Lemley: Doesn’t your and my work on spillovers/etc. suggest that we should be overinvesting in public goods, because equalizing costs and benefits is a fool’s errand—if anything, public goods are more useful than the market anticipates?

A: Rejecting optimality is not to say that we under/overinvest, it’s to say that the marginal approach is the wrong way to look at it. We may want to overinvest relative to what the marginal approach would tell us.

Robert P. Merges, University of California at Berkeley School of Law, Justifying Intellectual Property

Merges presented a chapter from a book, with necessary abridgements. The chapter did not do much to convince me, but as he pointed out the project is a whole book.

The book is about ¾ defending IP and ¼ justifying in the sense that we justify margins—cleaning it up. He draws on Locke, Kant, and Rawls but suggests that you don’t have to share his normative foundations to agree with him. Midlevel principles justifying IP: efficiency, nonremoval, proportionality and dignity: these are components of shared public reason, an idea taken from Rawls—we can agree on them despite varying normative commitments.

Utilitarianism was the god that failed: difficult to make a solid case for IP on utilitarian grounds. Does not mean he abandons efficiency as an important principle for determining means to the chosen ends.

Defends Locke as working possibly better for IP than for real property; Nozick’s critique of finding the boundaries of the mixed labor can be addressed by Locke’s ideas about annexation. Kant’s writing on property also works well for IP. For Kant everything starts with freedom/autonomy—his ideas about individual ownership and its relationship to individual development have a Hegelian feel; questions about whether IP is pre-state or post-state.
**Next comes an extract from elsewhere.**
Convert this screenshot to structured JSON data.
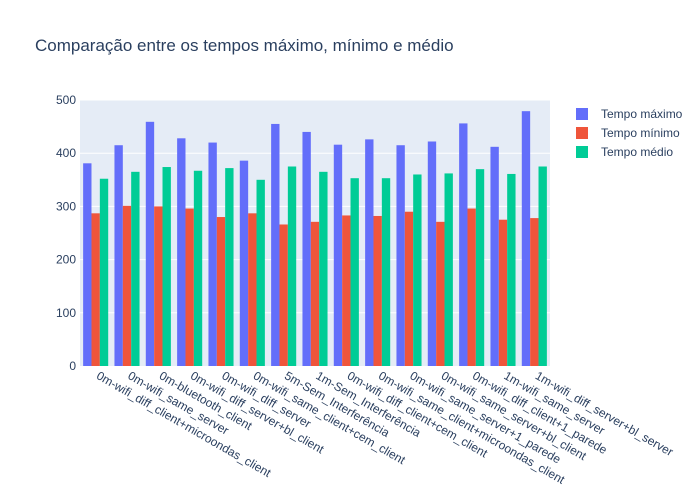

Rawls: are our social practices defensible as part of an idealistically fair society? Merges defends IP along two different lines: stronger case for IP for people in the original position behind the veil, though Rawls himself is not that keen on private property. IP can also be defended using the difference principle: it helps the poorest members of society enough to justify the redistribution in the direction of creatives. (I’d really like to read Lawrence Liang’s reaction to that.)

IP rights are individual rights. Modern setting: most creative professionals work in teams. One chapter is dedicated to translating the defense of IP into the modern context. Makes a limited defense of relaxing patent rights in the case of lifesaving drugs according to the Lockean charity proviso, though with attention to avoiding killing the goose that lays the golden drugs/intergenerational equity.

Chris Newman: How does IP satisfy the difference principle if you can’t prove it’s efficient?

A: difference involves redistribution. We might do that to honor their work, to help them realize their life goals; that’s different from saying it’s efficient.

Justin Hughes: Amartya Sen’s take on Rawls/justice through capacity building?

A: talks about it a little. Relates to whether or not you should take into account personal preferences/life goals or whether Rawls is at heart a utilitarian.

Me: what is nonremoval? Also whether he agrees with Kant that only creating text, not visual art, justifies rights/is related to personhood.

A: nonremoval is the public domain. He thinks Kant’s work on printing addressed a specific problem, and his writing on property generally applies to all IP.